More FMA folding opportunities

Hi,

I think more opportunities might be added for FMA in the DAG combiner, please tell me what you think. Right now, those cases are implemented:

fold (fadd (fmul x, y), z) → (fma x, y, z)
fold (fadd x, (fmul y, z)) → (fma y, z, x)

When the TLI callback “enableAggressiveFMAFusion” returns true, we might also support:

fold (fadd (fma x, y, (fmul u, v)), z) → (fma x, y (fma u, v, z))
fold (fadd x, (fma y, z, (fmul u, v)) → (fma y, z (fma u, v, x))

This kind of reassociation generates two FMA for (x^2 + y^2 + z).

Finally, specifically for the PPC target, we could ignore FP_EXTEND in the patterns above as it will be removed by the Machine Common Subexpression Elimination pass. For instance:

fold (fadd (fpext (fmul x, y)), z) → (fma x, y, z)
fold (fadd (fpext (fma x, y, (fmul u, v))), z) → (fma x, y (fma u, v, z))

Thanks for your help.
Olivier

From: "Olivier H Sallenave" <ohsallen@us.ibm.com>
To: llvmdev@cs.uiuc.edu
Sent: Monday, September 29, 2014 3:34:51 PM
Subject: [LLVMdev] More FMA folding opportunities

Hi,

I think more opportunities might be added for FMA in the DAG
combiner, please tell me what you think. Right now, those cases are
implemented:

fold (fadd (fmul x, y), z) -> (fma x, y, z)
fold (fadd x, (fmul y, z)) -> (fma y, z, x)

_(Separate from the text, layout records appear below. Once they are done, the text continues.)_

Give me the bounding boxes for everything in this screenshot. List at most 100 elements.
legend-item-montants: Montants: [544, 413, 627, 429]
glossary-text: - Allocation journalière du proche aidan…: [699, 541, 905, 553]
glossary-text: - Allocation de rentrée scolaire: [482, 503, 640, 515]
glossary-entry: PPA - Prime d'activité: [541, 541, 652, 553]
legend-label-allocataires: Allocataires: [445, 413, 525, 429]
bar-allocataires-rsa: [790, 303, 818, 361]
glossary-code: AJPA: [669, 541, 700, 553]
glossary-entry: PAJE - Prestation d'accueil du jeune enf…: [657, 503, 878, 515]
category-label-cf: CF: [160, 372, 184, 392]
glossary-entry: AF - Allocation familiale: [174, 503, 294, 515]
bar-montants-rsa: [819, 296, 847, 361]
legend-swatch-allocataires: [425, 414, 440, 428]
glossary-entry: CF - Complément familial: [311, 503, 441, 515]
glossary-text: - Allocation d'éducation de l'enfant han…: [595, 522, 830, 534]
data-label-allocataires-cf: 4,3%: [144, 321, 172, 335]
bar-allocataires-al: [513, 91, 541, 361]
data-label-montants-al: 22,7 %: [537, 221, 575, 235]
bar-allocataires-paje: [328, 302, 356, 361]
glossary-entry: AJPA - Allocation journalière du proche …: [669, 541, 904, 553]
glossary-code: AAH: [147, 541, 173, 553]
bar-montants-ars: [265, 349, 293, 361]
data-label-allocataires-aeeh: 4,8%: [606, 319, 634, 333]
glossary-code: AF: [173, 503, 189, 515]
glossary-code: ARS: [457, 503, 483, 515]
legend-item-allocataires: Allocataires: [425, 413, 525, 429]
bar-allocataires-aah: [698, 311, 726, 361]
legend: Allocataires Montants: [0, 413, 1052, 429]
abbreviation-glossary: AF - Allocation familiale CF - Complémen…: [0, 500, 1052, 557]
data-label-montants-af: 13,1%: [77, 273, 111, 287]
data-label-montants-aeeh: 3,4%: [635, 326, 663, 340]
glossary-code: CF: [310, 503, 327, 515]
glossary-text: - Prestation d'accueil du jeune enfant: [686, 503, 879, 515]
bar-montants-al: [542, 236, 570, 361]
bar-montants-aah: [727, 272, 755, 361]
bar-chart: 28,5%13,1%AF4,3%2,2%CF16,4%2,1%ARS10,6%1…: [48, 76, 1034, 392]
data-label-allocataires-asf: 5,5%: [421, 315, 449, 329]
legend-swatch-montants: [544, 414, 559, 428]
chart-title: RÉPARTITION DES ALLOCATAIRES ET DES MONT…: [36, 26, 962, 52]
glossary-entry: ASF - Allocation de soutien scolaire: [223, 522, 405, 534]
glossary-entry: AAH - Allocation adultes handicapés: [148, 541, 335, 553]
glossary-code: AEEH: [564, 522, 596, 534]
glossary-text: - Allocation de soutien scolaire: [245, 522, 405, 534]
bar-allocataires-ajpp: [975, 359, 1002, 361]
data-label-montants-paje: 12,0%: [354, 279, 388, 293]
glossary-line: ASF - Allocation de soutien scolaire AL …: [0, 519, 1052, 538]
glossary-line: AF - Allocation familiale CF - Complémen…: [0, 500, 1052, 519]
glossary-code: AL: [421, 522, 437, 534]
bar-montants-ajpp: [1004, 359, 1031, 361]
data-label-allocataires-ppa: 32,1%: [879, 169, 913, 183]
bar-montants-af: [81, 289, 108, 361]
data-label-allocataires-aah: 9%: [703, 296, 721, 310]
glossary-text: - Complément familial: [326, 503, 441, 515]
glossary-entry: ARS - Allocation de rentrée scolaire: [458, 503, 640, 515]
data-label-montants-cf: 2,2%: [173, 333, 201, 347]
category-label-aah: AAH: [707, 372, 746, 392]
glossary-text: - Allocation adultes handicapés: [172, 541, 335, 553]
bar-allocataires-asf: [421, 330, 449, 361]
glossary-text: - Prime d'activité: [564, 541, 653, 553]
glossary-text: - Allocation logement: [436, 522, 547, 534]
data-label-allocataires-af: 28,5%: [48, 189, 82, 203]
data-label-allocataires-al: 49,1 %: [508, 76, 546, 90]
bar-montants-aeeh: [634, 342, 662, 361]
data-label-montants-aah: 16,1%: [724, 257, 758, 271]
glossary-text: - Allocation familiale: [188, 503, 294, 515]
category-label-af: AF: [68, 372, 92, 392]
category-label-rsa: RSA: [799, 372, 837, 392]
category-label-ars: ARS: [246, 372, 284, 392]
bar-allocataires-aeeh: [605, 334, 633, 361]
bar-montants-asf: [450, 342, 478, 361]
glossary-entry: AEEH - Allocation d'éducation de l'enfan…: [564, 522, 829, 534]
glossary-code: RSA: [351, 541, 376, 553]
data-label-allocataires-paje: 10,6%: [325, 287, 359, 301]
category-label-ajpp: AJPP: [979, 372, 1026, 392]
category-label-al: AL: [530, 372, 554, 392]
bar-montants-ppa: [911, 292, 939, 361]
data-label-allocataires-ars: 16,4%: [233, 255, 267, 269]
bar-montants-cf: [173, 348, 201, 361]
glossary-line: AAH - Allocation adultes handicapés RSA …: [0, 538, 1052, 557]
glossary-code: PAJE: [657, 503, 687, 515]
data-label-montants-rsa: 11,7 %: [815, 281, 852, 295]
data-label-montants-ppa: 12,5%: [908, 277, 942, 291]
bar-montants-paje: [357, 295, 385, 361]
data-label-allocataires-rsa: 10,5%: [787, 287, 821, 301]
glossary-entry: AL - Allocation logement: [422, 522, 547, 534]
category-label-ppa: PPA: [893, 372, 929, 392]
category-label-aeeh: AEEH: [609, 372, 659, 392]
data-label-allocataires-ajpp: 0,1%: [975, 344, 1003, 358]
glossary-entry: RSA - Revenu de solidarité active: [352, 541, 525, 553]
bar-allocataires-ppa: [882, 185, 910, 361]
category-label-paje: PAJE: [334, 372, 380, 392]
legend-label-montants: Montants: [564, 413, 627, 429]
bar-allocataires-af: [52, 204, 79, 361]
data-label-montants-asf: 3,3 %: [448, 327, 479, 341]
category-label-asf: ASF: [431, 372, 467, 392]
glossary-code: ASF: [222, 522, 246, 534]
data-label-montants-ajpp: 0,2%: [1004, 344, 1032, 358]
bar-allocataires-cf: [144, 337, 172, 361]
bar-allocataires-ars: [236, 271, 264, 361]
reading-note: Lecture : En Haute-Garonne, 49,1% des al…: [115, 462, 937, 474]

When the TLI callback "enableAggressiveFMAFusion" returns true, we
might also support:

fold (fadd (fma x, y, (fmul u, v)), z) -> (fma x, y (fma u, v, z))
fold (fadd x, (fma y, z, (fmul u, v)) -> (fma y, z (fma u, v, x))

This kind of reassociation generates two FMA for (x^2 + y^2 + z).

Finally, specifically for the PPC target, we could ignore FP_EXTEND
in the patterns above as it will be removed by the Machine Common
Subexpression Elimination pass. For instance:

fold (fadd (fpext (fmul x, y)), z) -> (fma x, y, z)
fold (fadd (fpext (fma x, y, (fmul u, v))), z) -> (fma x, y (fma u,
v, z))
...

Yes, this all sounds reasonable.

Thanks again,
Hal